The study found that although 84% of South Africans believe saving is important, many are unable to turn that intention into action because of mounting financial pressures. Instead, household income is increasingly being used to service debt, cover rising living costs, and, in some cases, fund gambling activities.
The findings paint a concerning picture of the country’s savings culture, particularly as consumers continue to grapple with high inflation, elevated interest rates, and stagnant income growth.
Almost Half of South Africans Have No Financial Buffer
According to the research, 46% of respondents have no emergency savings, leaving millions of households financially vulnerable if they lose their income or face an unexpected expense.
Among those who are saving, the amounts are often insufficient to provide long-term financial security.

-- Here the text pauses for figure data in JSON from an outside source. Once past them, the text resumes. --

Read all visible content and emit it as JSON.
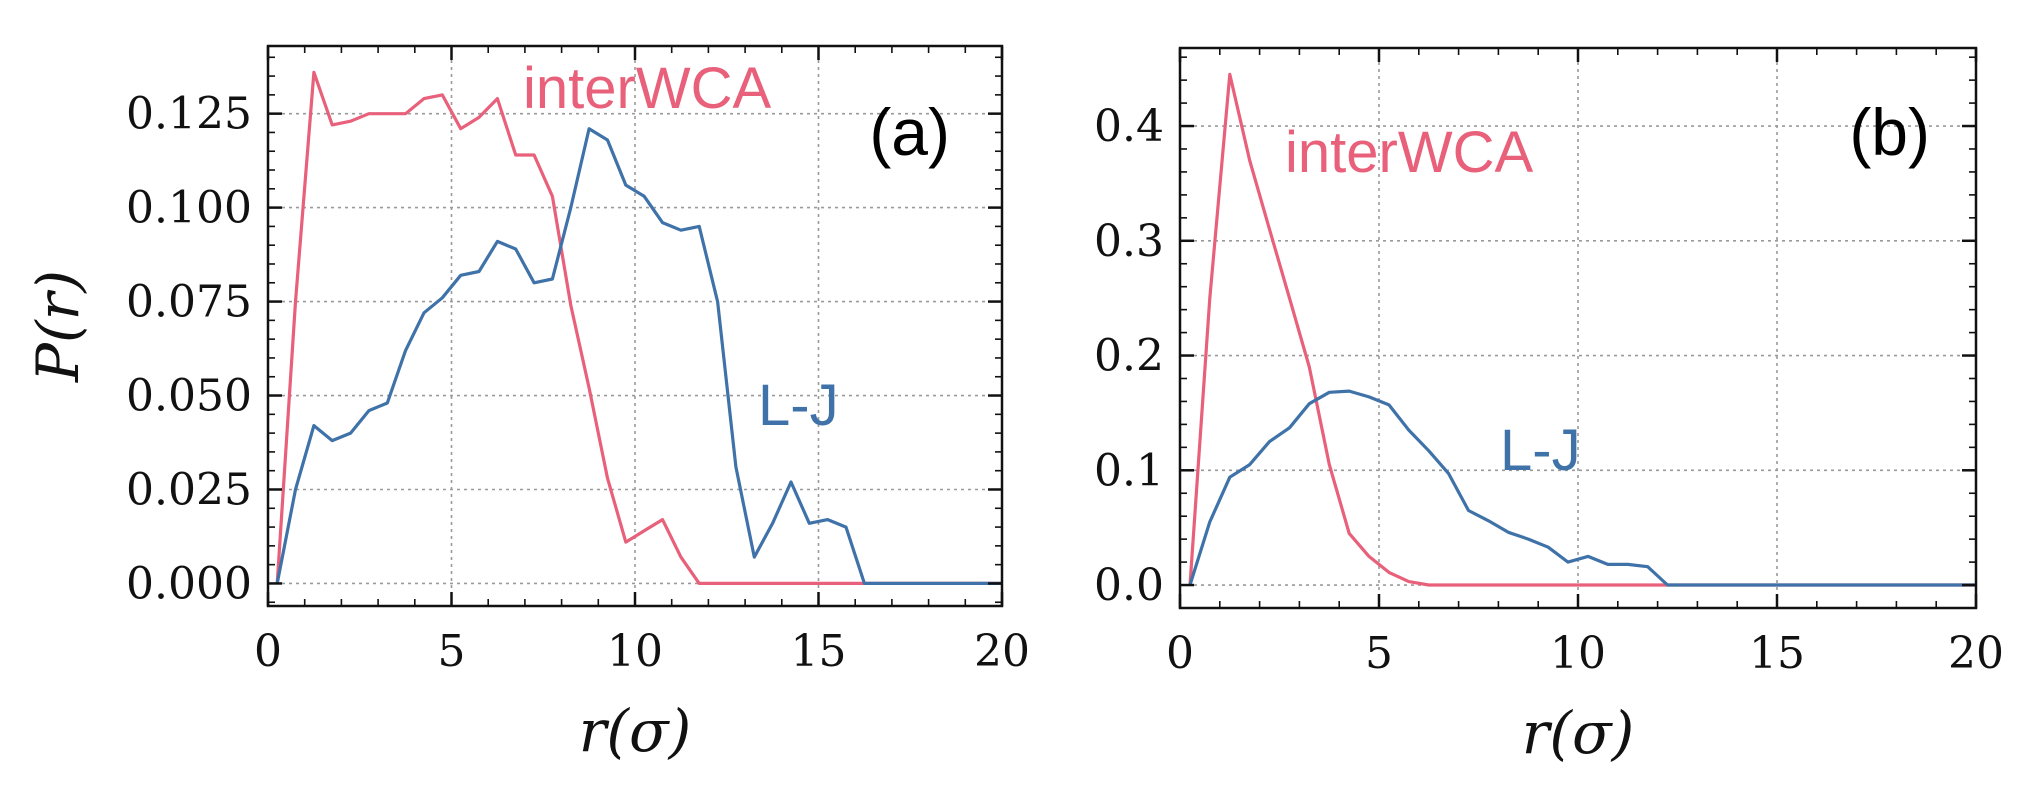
{
  "colors": {
    "interWCA": "#e8607a",
    "lj": "#3f72a8"
  },
  "chart_data": [
    {
      "type": "line",
      "panel": "(a)",
      "xlabel": "r(σ)",
      "ylabel": "P(r)",
      "xlim": [
        0,
        20
      ],
      "ylim": [
        -0.006,
        0.143
      ],
      "xticks": [
        0,
        5,
        10,
        15,
        20
      ],
      "xtick_labels": [
        "0",
        "5",
        "10",
        "15",
        "20"
      ],
      "yticks": [
        0,
        0.025,
        0.05,
        0.075,
        0.1,
        0.125
      ],
      "ytick_labels": [
        "0.000",
        "0.025",
        "0.050",
        "0.075",
        "0.100",
        "0.125"
      ],
      "grid": true,
      "series": [
        {
          "name": "interWCA",
          "color_key": "interWCA",
          "x": [
            0.25,
            0.75,
            1.25,
            1.75,
            2.25,
            2.75,
            3.25,
            3.75,
            4.25,
            4.75,
            5.25,
            5.75,
            6.25,
            6.75,
            7.25,
            7.75,
            8.25,
            8.75,
            9.25,
            9.75,
            10.25,
            10.75,
            11.25,
            11.75,
            20.0
          ],
          "y": [
            0.0,
            0.075,
            0.136,
            0.122,
            0.123,
            0.125,
            0.125,
            0.125,
            0.129,
            0.13,
            0.121,
            0.124,
            0.129,
            0.114,
            0.114,
            0.103,
            0.074,
            0.052,
            0.028,
            0.011,
            0.014,
            0.017,
            0.007,
            0.0,
            0.0
          ]
        },
        {
          "name": "L-J",
          "color_key": "lj",
          "x": [
            0.25,
            0.75,
            1.25,
            1.75,
            2.25,
            2.75,
            3.25,
            3.75,
            4.25,
            4.75,
            5.25,
            5.75,
            6.25,
            6.75,
            7.25,
            7.75,
            8.25,
            8.75,
            9.25,
            9.75,
            10.25,
            10.75,
            11.25,
            11.75,
            12.25,
            12.75,
            13.25,
            13.75,
            14.25,
            14.75,
            15.25,
            15.75,
            16.25,
            20.0
          ],
          "y": [
            0.0,
            0.025,
            0.042,
            0.038,
            0.04,
            0.046,
            0.048,
            0.062,
            0.072,
            0.076,
            0.082,
            0.083,
            0.091,
            0.089,
            0.08,
            0.081,
            0.1,
            0.121,
            0.118,
            0.106,
            0.103,
            0.096,
            0.094,
            0.095,
            0.075,
            0.031,
            0.007,
            0.016,
            0.027,
            0.016,
            0.017,
            0.015,
            0.0,
            0.0
          ]
        }
      ],
      "annotations": [
        {
          "text": "interWCA",
          "series": "interWCA"
        },
        {
          "text": "L-J",
          "series": "L-J"
        }
      ]
    },
    {
      "type": "line",
      "panel": "(b)",
      "xlabel": "r(σ)",
      "ylabel": "",
      "xlim": [
        0,
        20
      ],
      "ylim": [
        -0.02,
        0.468
      ],
      "xticks": [
        0,
        5,
        10,
        15,
        20
      ],
      "xtick_labels": [
        "0",
        "5",
        "10",
        "15",
        "20"
      ],
      "yticks": [
        0,
        0.1,
        0.2,
        0.3,
        0.4
      ],
      "ytick_labels": [
        "0.0",
        "0.1",
        "0.2",
        "0.3",
        "0.4"
      ],
      "grid": true,
      "series": [
        {
          "name": "interWCA",
          "color_key": "interWCA",
          "x": [
            0.25,
            0.75,
            1.25,
            1.75,
            2.25,
            2.75,
            3.25,
            3.75,
            4.25,
            4.75,
            5.25,
            5.75,
            6.25,
            20.0
          ],
          "y": [
            0.0,
            0.25,
            0.445,
            0.37,
            0.31,
            0.25,
            0.19,
            0.105,
            0.045,
            0.025,
            0.011,
            0.003,
            0.0,
            0.0
          ]
        },
        {
          "name": "L-J",
          "color_key": "lj",
          "x": [
            0.25,
            0.75,
            1.25,
            1.75,
            2.25,
            2.75,
            3.25,
            3.75,
            4.25,
            4.75,
            5.25,
            5.75,
            6.25,
            6.75,
            7.25,
            7.75,
            8.25,
            8.75,
            9.25,
            9.75,
            10.25,
            10.75,
            11.25,
            11.75,
            12.25,
            20.0
          ],
          "y": [
            0.0,
            0.055,
            0.094,
            0.105,
            0.125,
            0.137,
            0.158,
            0.168,
            0.169,
            0.164,
            0.157,
            0.135,
            0.117,
            0.097,
            0.065,
            0.056,
            0.046,
            0.04,
            0.033,
            0.02,
            0.025,
            0.018,
            0.018,
            0.016,
            0.0,
            0.0
          ]
        }
      ],
      "annotations": [
        {
          "text": "interWCA",
          "series": "interWCA"
        },
        {
          "text": "L-J",
          "series": "L-J"
        }
      ]
    }
  ]
}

Many respondents indicated that they save only when money is left over after paying monthly expenses, rather than contributing to savings consistently.
Financial experts warn that without emergency savings, households are more likely to rely on expensive credit when unexpected costs arise.

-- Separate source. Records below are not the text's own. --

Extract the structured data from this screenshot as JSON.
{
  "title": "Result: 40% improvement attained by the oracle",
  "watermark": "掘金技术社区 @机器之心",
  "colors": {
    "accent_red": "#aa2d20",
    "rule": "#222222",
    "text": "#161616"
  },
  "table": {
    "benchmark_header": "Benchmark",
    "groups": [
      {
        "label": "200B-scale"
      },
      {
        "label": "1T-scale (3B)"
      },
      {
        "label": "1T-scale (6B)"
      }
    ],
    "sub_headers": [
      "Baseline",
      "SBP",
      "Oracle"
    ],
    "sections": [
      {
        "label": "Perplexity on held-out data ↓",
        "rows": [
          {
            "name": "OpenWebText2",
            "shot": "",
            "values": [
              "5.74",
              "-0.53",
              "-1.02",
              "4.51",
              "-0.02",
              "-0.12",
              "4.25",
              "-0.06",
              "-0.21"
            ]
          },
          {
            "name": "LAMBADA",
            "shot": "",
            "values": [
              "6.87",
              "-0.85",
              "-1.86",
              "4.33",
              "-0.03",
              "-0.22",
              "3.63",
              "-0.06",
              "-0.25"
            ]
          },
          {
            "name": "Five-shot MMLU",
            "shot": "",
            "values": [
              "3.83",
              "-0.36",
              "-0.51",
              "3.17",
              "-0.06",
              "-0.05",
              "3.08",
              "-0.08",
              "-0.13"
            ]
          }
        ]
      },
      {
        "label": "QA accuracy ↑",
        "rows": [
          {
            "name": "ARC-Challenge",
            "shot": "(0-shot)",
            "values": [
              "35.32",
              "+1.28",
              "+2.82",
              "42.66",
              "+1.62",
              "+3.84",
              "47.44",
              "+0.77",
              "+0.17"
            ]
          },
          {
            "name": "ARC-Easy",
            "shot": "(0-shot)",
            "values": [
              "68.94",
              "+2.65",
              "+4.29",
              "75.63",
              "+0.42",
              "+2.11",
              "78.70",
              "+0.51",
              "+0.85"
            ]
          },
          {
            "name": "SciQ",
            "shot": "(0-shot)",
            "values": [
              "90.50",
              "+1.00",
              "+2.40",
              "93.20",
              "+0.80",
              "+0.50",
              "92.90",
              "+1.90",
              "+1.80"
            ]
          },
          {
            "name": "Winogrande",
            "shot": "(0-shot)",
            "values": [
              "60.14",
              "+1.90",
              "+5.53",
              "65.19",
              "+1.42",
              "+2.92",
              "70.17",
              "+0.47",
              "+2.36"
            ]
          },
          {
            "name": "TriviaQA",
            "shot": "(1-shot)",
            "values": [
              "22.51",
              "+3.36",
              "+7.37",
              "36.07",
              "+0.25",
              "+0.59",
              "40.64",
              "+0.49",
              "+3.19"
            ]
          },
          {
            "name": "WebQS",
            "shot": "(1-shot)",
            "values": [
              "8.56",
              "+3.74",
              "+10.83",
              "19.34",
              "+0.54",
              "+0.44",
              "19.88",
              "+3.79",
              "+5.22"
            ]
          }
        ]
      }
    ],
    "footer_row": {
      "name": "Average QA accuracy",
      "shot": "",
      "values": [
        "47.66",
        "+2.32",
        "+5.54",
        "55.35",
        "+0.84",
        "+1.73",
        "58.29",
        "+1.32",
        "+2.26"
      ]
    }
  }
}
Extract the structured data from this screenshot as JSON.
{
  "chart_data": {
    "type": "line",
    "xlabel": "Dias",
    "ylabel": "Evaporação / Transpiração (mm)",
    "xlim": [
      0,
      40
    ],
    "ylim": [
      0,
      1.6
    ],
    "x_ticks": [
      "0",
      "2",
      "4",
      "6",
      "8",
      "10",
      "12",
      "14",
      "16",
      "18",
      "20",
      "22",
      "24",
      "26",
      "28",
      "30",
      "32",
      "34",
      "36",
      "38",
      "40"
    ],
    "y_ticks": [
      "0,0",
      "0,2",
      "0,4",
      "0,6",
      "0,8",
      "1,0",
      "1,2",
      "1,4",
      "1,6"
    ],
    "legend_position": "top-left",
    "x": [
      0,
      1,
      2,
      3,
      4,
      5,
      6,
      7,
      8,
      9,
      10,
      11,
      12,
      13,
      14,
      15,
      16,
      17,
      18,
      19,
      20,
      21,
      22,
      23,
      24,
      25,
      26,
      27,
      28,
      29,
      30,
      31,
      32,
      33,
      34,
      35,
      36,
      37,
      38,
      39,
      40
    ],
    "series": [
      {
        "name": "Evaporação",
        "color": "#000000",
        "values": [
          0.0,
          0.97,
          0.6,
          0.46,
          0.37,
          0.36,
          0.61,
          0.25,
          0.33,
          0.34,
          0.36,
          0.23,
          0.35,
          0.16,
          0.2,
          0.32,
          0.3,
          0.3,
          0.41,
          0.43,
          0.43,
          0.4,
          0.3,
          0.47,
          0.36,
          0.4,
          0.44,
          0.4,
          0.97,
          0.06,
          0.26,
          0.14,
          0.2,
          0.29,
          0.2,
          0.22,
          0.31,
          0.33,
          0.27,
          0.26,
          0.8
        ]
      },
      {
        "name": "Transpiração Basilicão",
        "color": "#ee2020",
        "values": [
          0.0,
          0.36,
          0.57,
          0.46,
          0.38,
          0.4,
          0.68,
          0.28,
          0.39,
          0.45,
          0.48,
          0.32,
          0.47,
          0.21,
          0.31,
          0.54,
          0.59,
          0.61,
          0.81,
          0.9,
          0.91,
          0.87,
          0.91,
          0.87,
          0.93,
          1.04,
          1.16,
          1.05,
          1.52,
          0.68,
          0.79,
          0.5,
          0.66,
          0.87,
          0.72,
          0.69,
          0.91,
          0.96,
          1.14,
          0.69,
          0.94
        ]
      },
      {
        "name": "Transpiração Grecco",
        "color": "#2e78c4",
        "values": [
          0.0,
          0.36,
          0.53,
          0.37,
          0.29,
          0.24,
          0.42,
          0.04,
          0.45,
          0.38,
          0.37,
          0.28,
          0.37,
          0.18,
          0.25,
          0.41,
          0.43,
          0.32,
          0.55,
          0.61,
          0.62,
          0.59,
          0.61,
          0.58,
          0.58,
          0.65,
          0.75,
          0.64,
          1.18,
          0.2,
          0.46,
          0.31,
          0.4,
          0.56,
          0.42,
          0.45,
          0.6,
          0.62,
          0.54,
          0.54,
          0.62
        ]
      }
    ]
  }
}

Debt Is Consuming Income That Could Be Saved
The report found that debt remains one of the biggest obstacles to saving.
Many South Africans continue to spend a significant portion of their monthly income repaying home loans, vehicle finance, credit cards, personal loans, and retail credit.
As debt repayments increase, consumers have less disposable income available for investments, retirement savings, or emergency funds.
This creates a cycle where consumers borrow to manage rising living costs, reducing their ability to save and increasing their future financial vulnerability.
Gambling Is Emerging as a Serious Financial Threat
The research also identifies gambling as an increasingly significant threat to household finances.
According to the findings, 27% of respondents who gamble admitted borrowing money to continue gambling. At the same time, many reported cutting back on essential expenses, including groceries, transport, and utility payments, to fund betting activities.
The report notes that online gambling has become significantly more accessible through mobile betting platforms, allowing consumers to place bets at any time using their smartphones.
Rather than improving financial circumstances, repeated gambling losses often leave consumers in deeper debt and reduce their ability to build savings.
South Africans Want to Save, but Daily Expenses Take Priority
Despite recognising the importance of saving, respondents said everyday expenses continue to take priority.
Food prices, transport costs, electricity, school expenses, insurance premiums, and debt repayments consume most household income before any money can be set aside.
The report suggests that saving has become a luxury for many households rather than a routine financial habit.
Financial Literacy Alone Is Not Enough
The findings indicate that awareness is not the problem.
Most South Africans understand why saving matters, but financial behaviour is increasingly influenced by economic pressure rather than a lack of financial knowledge.
Researchers argue that improving household savings will require more than financial education. Addressing unemployment, income growth, household debt levels, and responsible gambling will also be critical to strengthening South Africa’s long-term financial resilience.
With nearly half of households lacking emergency savings and debt continuing to absorb disposable income, the report warns that many South Africans remain one unexpected expense away from financial distress.